A technical specification is a written agreement on what you're building before you build it. It sounds obvious. Most projects skip it anyway.
What a spec actually is
A specification isn't a 100-page waterfall document. A useful spec for most projects is 5–20 pages that answer:
- What problem are we solving? Stated in terms of user behavior, not features
- Who are the users? With enough specificity to make design decisions
- What does the system do? Functional requirements, edge cases, constraints
- How does it work? Data models, API contracts, integration points, auth flows
- What does it not do? Explicit scope boundaries are as important as scope inclusions
- How do we know it's working? Acceptance criteria for each major feature
The economics
A requirement change during specification costs an hour of discussion. The same change during development costs days of rework. The same change after launch can cost weeks and affect live users.
This is Boehm's Law, formalized in the 1970s and still empirically true. The cost of change compounds at every stage of development. Front-loading the hard decisions is the highest-leverage thing you can do before a project starts.
What makes a spec bad
Most specs that fail do so because they describe solutions instead of problems. "The system will have a dropdown with the following options" is a solution. "Users need to filter results by region to find relevant listings" is a problem. Solutions embedded too early in a spec lock in bad design decisions before anyone has written a line of code.

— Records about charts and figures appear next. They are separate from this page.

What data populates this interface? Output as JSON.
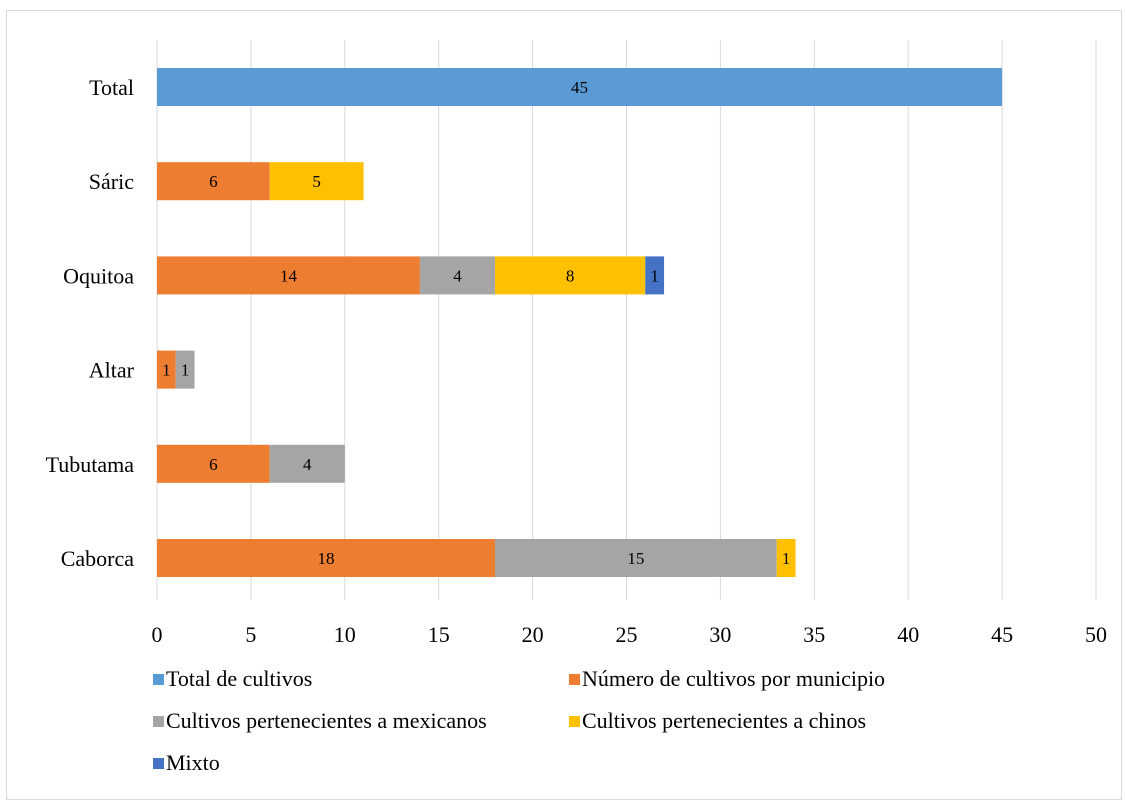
{
  "chart_data": {
    "type": "bar",
    "orientation": "horizontal",
    "stacked": true,
    "categories": [
      "Total",
      "Sáric",
      "Oquitoa",
      "Altar",
      "Tubutama",
      "Caborca"
    ],
    "series": [
      {
        "name": "Total de cultivos",
        "color": "#5B9BD5",
        "values": [
          45,
          null,
          null,
          null,
          null,
          null
        ]
      },
      {
        "name": "Número de cultivos por municipio",
        "color": "#ED7D31",
        "values": [
          null,
          6,
          14,
          1,
          6,
          18
        ]
      },
      {
        "name": "Cultivos pertenecientes a mexicanos",
        "color": "#A5A5A5",
        "values": [
          null,
          null,
          4,
          1,
          4,
          15
        ]
      },
      {
        "name": "Cultivos pertenecientes a chinos",
        "color": "#FFC000",
        "values": [
          null,
          5,
          8,
          null,
          null,
          1
        ]
      },
      {
        "name": "Mixto",
        "color": "#4472C4",
        "values": [
          null,
          null,
          1,
          null,
          null,
          null
        ]
      }
    ],
    "xlim": [
      0,
      50
    ],
    "xticks": [
      0,
      5,
      10,
      15,
      20,
      25,
      30,
      35,
      40,
      45,
      50
    ],
    "grid": true,
    "legend_position": "bottom",
    "title": "",
    "xlabel": "",
    "ylabel": ""
  }
}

The other common failure: specs written by one person without developer input. The people who will build the system will catch ambiguities, technical constraints, and edge cases that no product owner anticipates alone.
The spec as contract
A finished specification serves as the baseline for project estimates, milestones, and change management. When a stakeholder asks for something new mid-project, the spec is the document you refer to. "That's not in scope — here's what is, and here's what adding it would cost."
Without a spec, every conversation about scope is a negotiation from scratch.
When to write one
Any project with more than one developer, more than two weeks of work, or more than one stakeholder needs a spec. Smaller projects benefit from even a one-page decision log.
The time it takes to write a good spec is always less than the time it saves.